For months, we’ve been led to see this campaign as a matter of character of candidate as well as difference in policy lean or even as a referendum on issues like inflation, immigration, abortion and voting rights, national security issues or climate. Trump has asked us to ignore his convictions on felony counts even as he orders his lawyers to scrap to delay court proceedings beyond Nov. 5, he has asked us to ignore his family scams and grifts, he has asked us to look away from reports of inappropriate managing of classified information and plotting to overturn 2020 election results.
We must ask to what end? Harris has won the character contest, even if she may not win the Electoral College melee. Harris has tamed a coalition that is keeping her close to Trump’s nostalgic bid for better times of yore, as if they were. Trump has won the I-am-strong contest with puffery and his strange kind of charm.

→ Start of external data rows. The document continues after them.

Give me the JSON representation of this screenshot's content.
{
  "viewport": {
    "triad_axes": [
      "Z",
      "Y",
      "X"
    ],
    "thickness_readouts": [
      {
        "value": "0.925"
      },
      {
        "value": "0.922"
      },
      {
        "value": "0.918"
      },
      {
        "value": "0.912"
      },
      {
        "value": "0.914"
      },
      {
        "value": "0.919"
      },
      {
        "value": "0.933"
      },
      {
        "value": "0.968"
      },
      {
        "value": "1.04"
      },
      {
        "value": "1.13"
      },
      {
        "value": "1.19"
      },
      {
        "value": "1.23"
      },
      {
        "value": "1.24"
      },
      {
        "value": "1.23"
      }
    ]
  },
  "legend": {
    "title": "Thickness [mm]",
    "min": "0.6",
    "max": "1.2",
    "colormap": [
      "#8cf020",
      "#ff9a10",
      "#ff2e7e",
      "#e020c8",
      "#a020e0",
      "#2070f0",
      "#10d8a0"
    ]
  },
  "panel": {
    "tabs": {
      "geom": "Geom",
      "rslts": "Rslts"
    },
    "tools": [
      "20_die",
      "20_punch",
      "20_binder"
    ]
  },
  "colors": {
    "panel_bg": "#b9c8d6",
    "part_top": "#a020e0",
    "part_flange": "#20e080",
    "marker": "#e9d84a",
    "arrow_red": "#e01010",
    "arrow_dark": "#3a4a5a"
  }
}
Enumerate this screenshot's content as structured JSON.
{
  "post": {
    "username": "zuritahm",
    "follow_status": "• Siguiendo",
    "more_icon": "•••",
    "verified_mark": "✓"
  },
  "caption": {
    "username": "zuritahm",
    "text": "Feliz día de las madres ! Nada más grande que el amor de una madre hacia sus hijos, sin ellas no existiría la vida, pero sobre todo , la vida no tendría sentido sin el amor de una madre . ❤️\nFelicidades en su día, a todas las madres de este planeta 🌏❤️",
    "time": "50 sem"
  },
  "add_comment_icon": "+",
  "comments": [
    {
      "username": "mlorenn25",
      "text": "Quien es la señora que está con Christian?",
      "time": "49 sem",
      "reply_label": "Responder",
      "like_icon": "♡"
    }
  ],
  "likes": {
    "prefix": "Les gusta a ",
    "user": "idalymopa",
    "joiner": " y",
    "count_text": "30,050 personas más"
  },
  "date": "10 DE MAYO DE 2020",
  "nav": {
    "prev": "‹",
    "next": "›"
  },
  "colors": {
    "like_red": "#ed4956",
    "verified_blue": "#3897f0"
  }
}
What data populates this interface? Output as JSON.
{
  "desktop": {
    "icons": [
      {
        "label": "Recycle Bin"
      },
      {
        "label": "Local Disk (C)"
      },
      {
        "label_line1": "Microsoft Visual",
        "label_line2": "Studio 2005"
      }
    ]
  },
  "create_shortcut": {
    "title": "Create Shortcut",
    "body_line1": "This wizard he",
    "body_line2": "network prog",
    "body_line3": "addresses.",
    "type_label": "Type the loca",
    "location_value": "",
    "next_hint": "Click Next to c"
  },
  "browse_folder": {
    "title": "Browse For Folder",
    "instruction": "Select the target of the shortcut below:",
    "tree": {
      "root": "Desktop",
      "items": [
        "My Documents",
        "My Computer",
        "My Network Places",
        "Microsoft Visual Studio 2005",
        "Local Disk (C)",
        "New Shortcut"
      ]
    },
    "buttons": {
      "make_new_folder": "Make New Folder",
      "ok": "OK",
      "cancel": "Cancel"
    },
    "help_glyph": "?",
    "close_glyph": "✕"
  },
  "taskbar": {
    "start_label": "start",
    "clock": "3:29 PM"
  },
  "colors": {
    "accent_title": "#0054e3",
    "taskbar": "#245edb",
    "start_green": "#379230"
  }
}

But if this is supposed to be the most important election of our lives, as we keep being told, it would be hard to recognize it from some of the stunts and public flummery on display. I’ve railed previously about the manipulation of Truth as an electioneering weapon, but what we have now is some weird puppets show with television pundits willing to repeat even the most outlandish candidate outbursts as making a bigger point or as “jokes” that keep rallies entertained.
How about, if you don’t have anything to tell a crowd for two hours, don’t speak. Trump even was forced to do that by a couple of electricity outages recently, and spent an inordinate 40 minutes making painfully distressing dance moves to a sound show of favored music or simply wandering on a stage for a separate 20-minute break.
Maybe it all comes down to the repetition of punditry in which talking heads measure the “performance” of the candidate rather than whether what is being said makes even the modicum of sense. However one slices it, if we’re really voting on whether Trump admires Arnold Palmer’s penis size is an indictment of us, not him.